Que espécie de vida seria essa? Quando me deparo com um governo que me diz “A
bolsa ou a vida”, por que eu deveria me apressar em lhe dar meu dinheiro? Ele
pode estar atravessando um grande aperto, e não saber como agir: nada posso
fazer para ajudá-lo. Ele deve ajudar a si próprio; fazer como eu. Não vale a
pena se lamuriar a respeito. Não sou responsável pelo bom funcionamento da
máquina da sociedade. Não sou o filho do maquinista. Observo que, quando uma
bolota de carvalho e uma castanha caem lado a lado, uma delas não fica inerte
para dar espaço à outra, mas ambas obedecem a suas próprias leis, brotando,
crescendo e florescendo o melhor que podem, até que uma, talvez, eclipse e
destrua a outra. Se uma planta não pode viver de acordo com sua natureza, ela
morre. O mesmo ocorre com um homem.
A
noite na prisão foi bastante inusitada e interessante. Quando entrei, os
prisioneiros, em mangas de camisa, conversavam e desfrutavam o ar da noite
perto da porta.
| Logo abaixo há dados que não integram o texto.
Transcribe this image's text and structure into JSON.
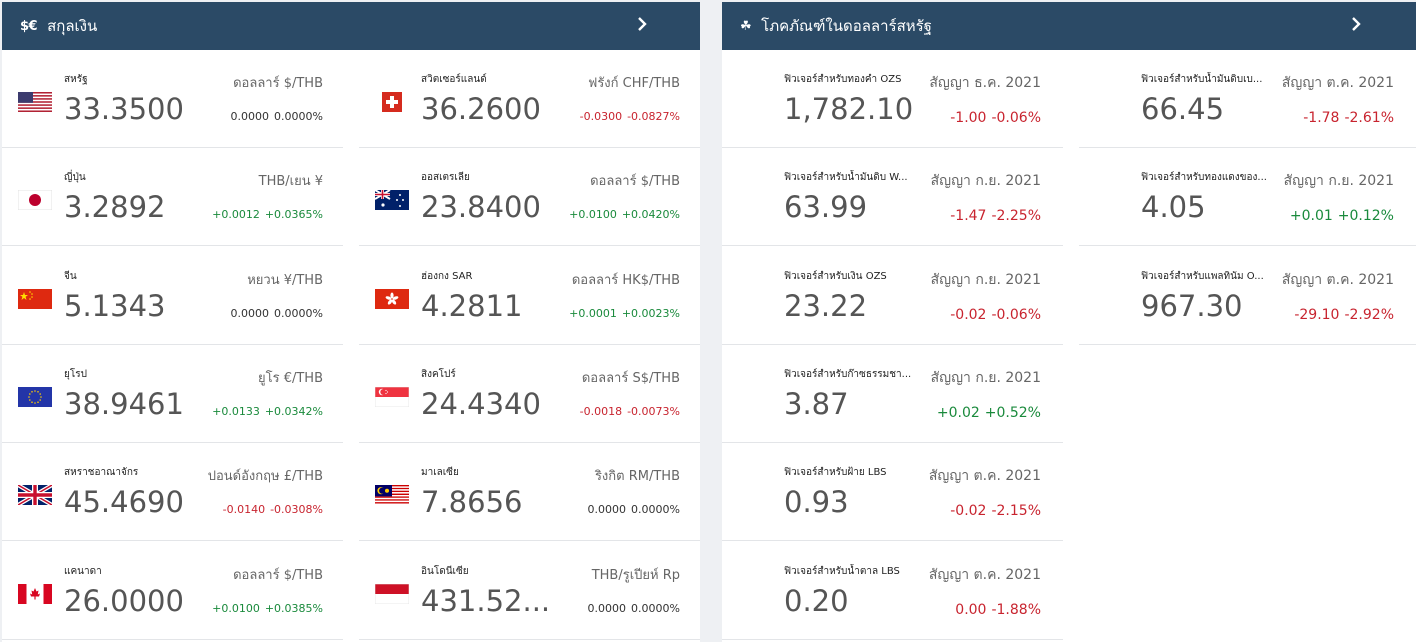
{
  "currency_panel": {
    "icon_text": "$€",
    "title": "สกุลเงิน",
    "items": [
      {
        "name": "สหรัฐ",
        "value": "33.3500",
        "unit": "ดอลลาร์ $/THB",
        "chg": "0.0000",
        "pct": "0.0000%",
        "dir": "neu",
        "flag": "us"
      },
      {
        "name": "สวิตเซอร์แลนด์",
        "value": "36.2600",
        "unit": "ฟรังก์ CHF/THB",
        "chg": "-0.0300",
        "pct": "-0.0827%",
        "dir": "neg",
        "flag": "ch"
      },
      {
        "name": "ญี่ปุ่น",
        "value": "3.2892",
        "unit": "THB/เยน ¥",
        "chg": "+0.0012",
        "pct": "+0.0365%",
        "dir": "pos",
        "flag": "jp"
      },
      {
        "name": "ออสเตรเลีย",
        "value": "23.8400",
        "unit": "ดอลลาร์ $/THB",
        "chg": "+0.0100",
        "pct": "+0.0420%",
        "dir": "pos",
        "flag": "au"
      },
      {
        "name": "จีน",
        "value": "5.1343",
        "unit": "หยวน ¥/THB",
        "chg": "0.0000",
        "pct": "0.0000%",
        "dir": "neu",
        "flag": "cn"
      },
      {
        "name": "ฮ่องกง SAR",
        "value": "4.2811",
        "unit": "ดอลลาร์ HK$/THB",
        "chg": "+0.0001",
        "pct": "+0.0023%",
        "dir": "pos",
        "flag": "hk"
      },
      {
        "name": "ยุโรป",
        "value": "38.9461",
        "unit": "ยูโร €/THB",
        "chg": "+0.0133",
        "pct": "+0.0342%",
        "dir": "pos",
        "flag": "eu"
      },
      {
        "name": "สิงคโปร์",
        "value": "24.4340",
        "unit": "ดอลลาร์ S$/THB",
        "chg": "-0.0018",
        "pct": "-0.0073%",
        "dir": "neg",
        "flag": "sg"
      },
      {
        "name": "สหราชอาณาจักร",
        "value": "45.4690",
        "unit": "ปอนด์อังกฤษ £/THB",
        "chg": "-0.0140",
        "pct": "-0.0308%",
        "dir": "neg",
        "flag": "gb"
      },
      {
        "name": "มาเลเซีย",
        "value": "7.8656",
        "unit": "ริงกิต RM/THB",
        "chg": "0.0000",
        "pct": "0.0000%",
        "dir": "neu",
        "flag": "my"
      },
      {
        "name": "แคนาดา",
        "value": "26.0000",
        "unit": "ดอลลาร์ $/THB",
        "chg": "+0.0100",
        "pct": "+0.0385%",
        "dir": "pos",
        "flag": "ca"
      },
      {
        "name": "อินโดนีเซีย",
        "value": "431.52...",
        "unit": "THB/รูเปียห์ Rp",
        "chg": "0.0000",
        "pct": "0.0000%",
        "dir": "neu",
        "flag": "id"
      }
    ]
  },
  "commodity_panel": {
    "icon_text": "☘",
    "title": "โภคภัณฑ์ในดอลลาร์สหรัฐ",
    "items": [
      {
        "name": "ฟิวเจอร์สำหรับทองคำ OZS",
        "value": "1,782.10",
        "contract": "สัญญา ธ.ค. 2021",
        "chg": "-1.00",
        "pct": "-0.06%",
        "dir": "neg"
      },
      {
        "name": "ฟิวเจอร์สำหรับน้ำมันดิบเบ...",
        "value": "66.45",
        "contract": "สัญญา ต.ค. 2021",
        "chg": "-1.78",
        "pct": "-2.61%",
        "dir": "neg"
      },
      {
        "name": "ฟิวเจอร์สำหรับน้ำมันดิบ W...",
        "value": "63.99",
        "contract": "สัญญา ก.ย. 2021",
        "chg": "-1.47",
        "pct": "-2.25%",
        "dir": "neg"
      },
      {
        "name": "ฟิวเจอร์สำหรับทองแดงของ...",
        "value": "4.05",
        "contract": "สัญญา ก.ย. 2021",
        "chg": "+0.01",
        "pct": "+0.12%",
        "dir": "pos"
      },
      {
        "name": "ฟิวเจอร์สำหรับเงิน OZS",
        "value": "23.22",
        "contract": "สัญญา ก.ย. 2021",
        "chg": "-0.02",
        "pct": "-0.06%",
        "dir": "neg"
      },
      {
        "name": "ฟิวเจอร์สำหรับแพลทินัม O...",
        "value": "967.30",
        "contract": "สัญญา ต.ค. 2021",
        "chg": "-29.10",
        "pct": "-2.92%",
        "dir": "neg"
      },
      {
        "name": "ฟิวเจอร์สำหรับก๊าซธรรมชา...",
        "value": "3.87",
        "contract": "สัญญา ก.ย. 2021",
        "chg": "+0.02",
        "pct": "+0.52%",
        "dir": "pos"
      },
      {
        "name": "ฟิวเจอร์สำหรับฝ้าย LBS",
        "value": "0.93",
        "contract": "สัญญา ต.ค. 2021",
        "chg": "-0.02",
        "pct": "-2.15%",
        "dir": "neg"
      },
      {
        "name": "ฟิวเจอร์สำหรับน้ำตาล LBS",
        "value": "0.20",
        "contract": "สัญญา ต.ค. 2021",
        "chg": "0.00",
        "pct": "-1.88%",
        "dir": "neg"
      }
    ]
  },
  "colors": {
    "header_bg": "#2b4a66",
    "positive": "#1a8a3c",
    "negative": "#c8242f"
  }
}
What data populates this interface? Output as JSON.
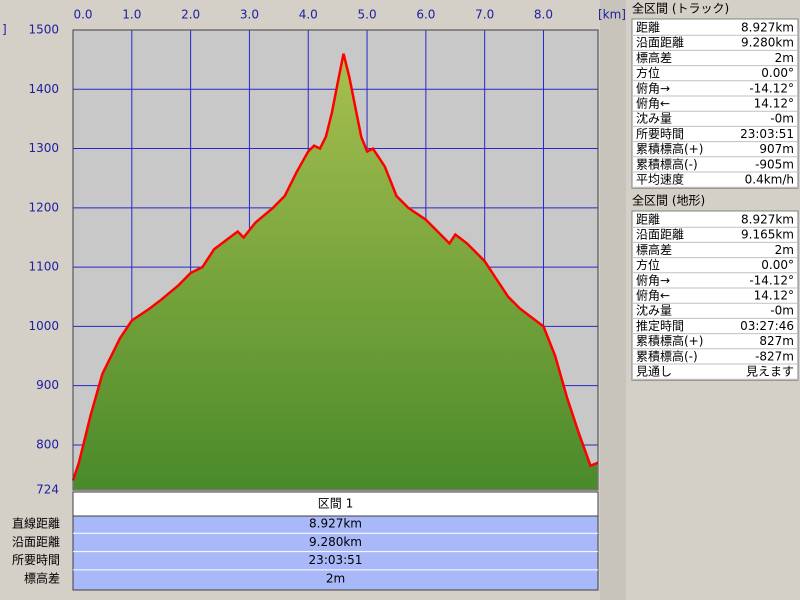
{
  "chart_data": {
    "type": "area",
    "x": [
      0,
      0.1,
      0.3,
      0.5,
      0.8,
      1.0,
      1.3,
      1.5,
      1.8,
      2.0,
      2.2,
      2.4,
      2.6,
      2.8,
      2.9,
      3.1,
      3.4,
      3.6,
      3.8,
      4.0,
      4.1,
      4.2,
      4.3,
      4.4,
      4.5,
      4.6,
      4.7,
      4.8,
      4.9,
      5.0,
      5.1,
      5.3,
      5.5,
      5.7,
      6.0,
      6.2,
      6.4,
      6.5,
      6.7,
      7.0,
      7.2,
      7.4,
      7.6,
      7.8,
      8.0,
      8.2,
      8.4,
      8.6,
      8.8,
      8.927
    ],
    "values": [
      740,
      770,
      850,
      920,
      980,
      1010,
      1030,
      1045,
      1070,
      1090,
      1100,
      1130,
      1145,
      1160,
      1150,
      1175,
      1200,
      1220,
      1260,
      1295,
      1305,
      1300,
      1320,
      1360,
      1410,
      1460,
      1420,
      1370,
      1320,
      1295,
      1300,
      1270,
      1220,
      1200,
      1180,
      1160,
      1140,
      1155,
      1140,
      1110,
      1080,
      1050,
      1030,
      1015,
      1000,
      950,
      880,
      820,
      765,
      770
    ],
    "color": "#ff0000",
    "xlim": [
      0,
      8.927
    ],
    "xticks": [
      {
        "value": 0,
        "label": "0.0"
      },
      {
        "value": 1,
        "label": "1.0"
      },
      {
        "value": 2,
        "label": "2.0"
      },
      {
        "value": 3,
        "label": "3.0"
      },
      {
        "value": 4,
        "label": "4.0"
      },
      {
        "value": 5,
        "label": "5.0"
      },
      {
        "value": 6,
        "label": "6.0"
      },
      {
        "value": 7,
        "label": "7.0"
      },
      {
        "value": 8,
        "label": "8.0"
      }
    ],
    "x_unit": "[km]",
    "y_unit": "]",
    "ylim": [
      724,
      1500
    ],
    "yticks": [
      724,
      800,
      900,
      1000,
      1100,
      1200,
      1300,
      1400,
      1500
    ],
    "grid": true
  },
  "track_panel": {
    "title": "全区間 (トラック)",
    "rows": [
      [
        "距離",
        "8.927km"
      ],
      [
        "沿面距離",
        "9.280km"
      ],
      [
        "標高差",
        "2m"
      ],
      [
        "方位",
        "0.00°"
      ],
      [
        "俯角→",
        "-14.12°"
      ],
      [
        "俯角←",
        "14.12°"
      ],
      [
        "沈み量",
        "-0m"
      ],
      [
        "所要時間",
        "23:03:51"
      ],
      [
        "累積標高(+)",
        "907m"
      ],
      [
        "累積標高(-)",
        "-905m"
      ],
      [
        "平均速度",
        "0.4km/h"
      ]
    ]
  },
  "terrain_panel": {
    "title": "全区間 (地形)",
    "rows": [
      [
        "距離",
        "8.927km"
      ],
      [
        "沿面距離",
        "9.165km"
      ],
      [
        "標高差",
        "2m"
      ],
      [
        "方位",
        "0.00°"
      ],
      [
        "俯角→",
        "-14.12°"
      ],
      [
        "俯角←",
        "14.12°"
      ],
      [
        "沈み量",
        "-0m"
      ],
      [
        "推定時間",
        "03:27:46"
      ],
      [
        "累積標高(+)",
        "827m"
      ],
      [
        "累積標高(-)",
        "-827m"
      ],
      [
        "見通し",
        "見えます"
      ]
    ]
  },
  "section_table": {
    "header": "区間 1",
    "rows": [
      [
        "直線距離",
        "8.927km"
      ],
      [
        "沿面距離",
        "9.280km"
      ],
      [
        "所要時間",
        "23:03:51"
      ],
      [
        "標高差",
        "2m"
      ]
    ]
  }
}
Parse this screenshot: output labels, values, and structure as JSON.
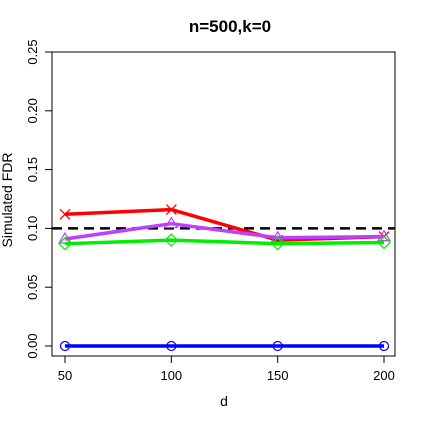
{
  "chart_data": {
    "type": "line",
    "title": "n=500,k=0",
    "xlabel": "d",
    "ylabel": "Simulated FDR",
    "x": [
      50,
      100,
      150,
      200
    ],
    "xlim": [
      50,
      200
    ],
    "ylim": [
      0,
      0.25
    ],
    "xticks": [
      "50",
      "100",
      "150",
      "200"
    ],
    "yticks": [
      "0.00",
      "0.05",
      "0.10",
      "0.15",
      "0.20",
      "0.25"
    ],
    "reference_line": {
      "y": 0.1,
      "style": "dashed",
      "color": "#000000"
    },
    "grid": false,
    "series": [
      {
        "color": "#ff0000",
        "marker": "x",
        "values": [
          0.112,
          0.116,
          0.09,
          0.093
        ]
      },
      {
        "color": "#bf3fff",
        "marker": "triangle",
        "values": [
          0.091,
          0.104,
          0.092,
          0.093
        ]
      },
      {
        "color": "#00ee00",
        "marker": "diamond",
        "values": [
          0.087,
          0.09,
          0.087,
          0.088
        ]
      },
      {
        "color": "#0000ff",
        "marker": "circle",
        "values": [
          0.0,
          0.0,
          0.0,
          0.0
        ]
      }
    ]
  }
}
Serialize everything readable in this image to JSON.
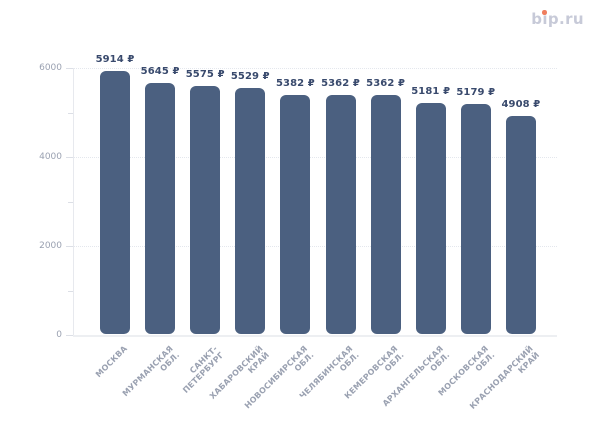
{
  "page": {
    "background": "#ffffff"
  },
  "logo": {
    "text": "bip.ru",
    "color": "#c7cad8",
    "dot_color": "#ef7e5e"
  },
  "chart_data": {
    "type": "bar",
    "title": "",
    "xlabel": "",
    "ylabel": "",
    "categories": [
      "МОСКВА",
      "МУРМАНСКАЯ ОБЛ.",
      "САНКТ-ПЕТЕРБУРГ",
      "ХАБАРОВСКИЙ КРАЙ",
      "НОВОСИБИРСКАЯ ОБЛ.",
      "ЧЕЛЯБИНСКАЯ ОБЛ.",
      "КЕМЕРОВСКАЯ ОБЛ.",
      "АРХАНГЕЛЬСКАЯ ОБЛ.",
      "МОСКОВСКАЯ ОБЛ.",
      "КРАСНОДАРСКИЙ КРАЙ"
    ],
    "categories_multiline": [
      [
        "МОСКВА"
      ],
      [
        "МУРМАНСКАЯ",
        "ОБЛ."
      ],
      [
        "САНКТ-",
        "ПЕТЕРБУРГ"
      ],
      [
        "ХАБАРОВСКИЙ",
        "КРАЙ"
      ],
      [
        "НОВОСИБИРСКАЯ",
        "ОБЛ."
      ],
      [
        "ЧЕЛЯБИНСКАЯ",
        "ОБЛ."
      ],
      [
        "КЕМЕРОВСКАЯ",
        "ОБЛ."
      ],
      [
        "АРХАНГЕЛЬСКАЯ",
        "ОБЛ."
      ],
      [
        "МОСКОВСКАЯ",
        "ОБЛ."
      ],
      [
        "КРАСНОДАРСКИЙ",
        "КРАЙ"
      ]
    ],
    "values": [
      5914,
      5645,
      5575,
      5529,
      5382,
      5362,
      5362,
      5181,
      5179,
      4908
    ],
    "currency_suffix": "₽",
    "value_labels": [
      "5914 ₽",
      "5645 ₽",
      "5575 ₽",
      "5529 ₽",
      "5382 ₽",
      "5362 ₽",
      "5362 ₽",
      "5181 ₽",
      "5179 ₽",
      "4908 ₽"
    ],
    "ylim": [
      0,
      6000
    ],
    "y_ticks": [
      0,
      2000,
      4000,
      6000
    ],
    "y_minor_ticks": [
      1000,
      3000,
      5000
    ],
    "grid": true,
    "legend": null,
    "style": {
      "bar_color": "#4b6080",
      "value_label_color": "#394a6d",
      "axis_label_color": "#9aa1b1"
    }
  }
}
Mas o carcereiro disse: “Vamos, rapazes, está na hora de
trancar”; e então eles se dispersaram, e ouvi o som de seus passos retornando
às celas vazias. Meu companheiro de cela me foi apresentado pelo carcereiro
como “um camarada de primeira e um homem esperto”. Quando a porta foi trancada,
ele me mostrou onde pendurar o chapéu e contou como lidava com as coisas por
ali. As celas eram caiadas uma vez por mês, e pelo menos aquele em que
estávamos era o aposento mais branco, de mobiliário mais simples e,
provavelmente, o mais limpo da cidade. Ele naturalmente quis saber de onde eu
vinha, e o que me trouxera até ali. E, depois de lhe contar, perguntei-lhe
igualmente como ele fora parar ali, presumindo que fosse um homem honesto,
evidentemente; e, pelo modo como anda o mundo, acho que de fato era. “Ora”,
disse ele, “eles me acusam de incendiar um celeiro, mas nunca fiz isso.” Até
onde pude perceber, ele provavelmente tinha ido dormir num celeiro quando
estava bêbado, e fumara seu cachimbo ali, e assim o celeiro pegara fogo. Tinha
a reputação de ser um homem inteligente, estava ali havia três meses à espera
de seu julgamento, e teria de esperar outro tanto. Mas estava plenamente manso
e satisfeito, já que tinha pouso e comida de graça, e julgava estar sendo bem
tratado. Ele ocupava uma janela e eu a outra. Percebi que, se alguém ficava
muito tempo ali trancado, sua principal ocupação era olhar pela janela. Em
pouco tempo eu havia lido todos os folhetos deixados ali, e examinado por onde
antigos presos haviam fugido e onde uma grade havia sido serrada, e ouvido a
história de vários ocupantes daquela cela. Descobri que mesmo ali havia
histórias e rumores que nunca circulavam fora dos muros da prisão.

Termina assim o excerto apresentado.